To be concrete: For a length-200k input vector, the first run takes 4.1s; each subsequent execution time is sub-ms. Thus I conclude that compile time is essentially 4.1s.
Next, in a fresh session I run @snoop_inference on the function as in the tutorial. The root node has exclusive/inclusive times 4.0s/4.1s. According to the reference, the exclusive time for the root “corresponds to the time spent not in julia’s type inference (codegen, llvm_opt, runtime, etc).” Evidently, only 0.1s is being spent on inference, and 4.0s is spent on something else.
Finally, in yet another fresh session I run @snoop_llvm following the tutorial. The resulting “times” add up only to only 0.9s. (I presume these numbers are absolute times measured in seconds, and are not fractions? It doesn’t seem to be documented.) Thus, approximately 3.1s of the 4.1s are unaccounted for.
Is my reasoning valid? What can I try next to find where most of the compilation time is being spent?
Well the easiest thing would be if you could share the code with us
Which Julia version are you on? Do you use a lot of complicated types, compile time computations, macros or @generated functions?

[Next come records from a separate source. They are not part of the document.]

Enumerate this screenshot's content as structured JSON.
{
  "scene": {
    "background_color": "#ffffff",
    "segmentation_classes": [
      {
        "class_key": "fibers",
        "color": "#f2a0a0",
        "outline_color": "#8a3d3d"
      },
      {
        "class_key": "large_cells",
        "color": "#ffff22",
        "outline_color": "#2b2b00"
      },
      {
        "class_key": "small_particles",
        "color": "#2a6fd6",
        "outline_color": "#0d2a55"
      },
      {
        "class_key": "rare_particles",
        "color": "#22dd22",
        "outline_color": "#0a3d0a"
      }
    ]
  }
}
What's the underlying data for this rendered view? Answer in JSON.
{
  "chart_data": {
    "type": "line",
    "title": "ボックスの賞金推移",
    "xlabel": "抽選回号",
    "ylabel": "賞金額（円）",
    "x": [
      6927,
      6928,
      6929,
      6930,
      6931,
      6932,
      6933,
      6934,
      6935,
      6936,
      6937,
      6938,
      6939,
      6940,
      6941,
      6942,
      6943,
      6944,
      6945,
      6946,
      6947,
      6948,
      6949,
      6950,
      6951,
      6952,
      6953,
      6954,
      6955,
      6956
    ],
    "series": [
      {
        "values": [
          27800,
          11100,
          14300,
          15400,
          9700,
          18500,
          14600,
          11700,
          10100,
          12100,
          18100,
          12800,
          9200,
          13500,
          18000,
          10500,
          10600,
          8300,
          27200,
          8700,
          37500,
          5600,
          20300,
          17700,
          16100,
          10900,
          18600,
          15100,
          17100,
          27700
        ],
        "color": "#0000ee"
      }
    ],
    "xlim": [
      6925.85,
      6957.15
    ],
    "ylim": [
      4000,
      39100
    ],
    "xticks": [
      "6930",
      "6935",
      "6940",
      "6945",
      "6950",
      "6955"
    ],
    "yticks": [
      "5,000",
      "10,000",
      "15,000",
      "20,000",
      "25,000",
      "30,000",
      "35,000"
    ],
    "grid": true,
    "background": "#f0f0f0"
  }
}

There are also other approaches to work around long compile times. You could e.g. put your code into a package and then use precompilation to pay the compilation cost only once when you add the package to some environment.
I’m on Julia 1.10.2. The code does not do anything too fancy, but it does use large tuples for these inputs which I suspect has something to do with it. What’s odd is that some of the functions involving the same large tuples compile slowly and others do not. Precompilation may indeed be helpful here.
I could (and later might) share the code but I didn’t want the discussion to get bogged down in the particulars. Really I’m just trying to (1) have the community either confirm or correct my reasoning about compilation and what SnoopCompile measures, and (2) educate me on other stages of compilation that might be relevant and how they could be tested. That way I will have better understanding to solve other problems that may arise in the future.
Large tuples might be the problem, since the length of the tuple is a compile time constant, so every function is newly compiled (possibly unrolling loops) depending on how many elements the tuple has. If the tuple has more than one type, its probably even worse because the compiler keeps track of all the different types in each position.
Is there a particular reason in favor of large tuples instead of a vector? (I think even tuples are heap allocated if they become too large anyway).
It might be a good idea to see if the problem remains after switching to a vector, and if that indeed has a large runtime overhead
The tuples are an integral part of the code base. It would take some work to replace the tuples with vectors. Since not all the functions involving these tuples compile slowly, I was hoping there might be some other tool or way of diagnosing exactly which part of the compilation was taking the missing 3.1 second.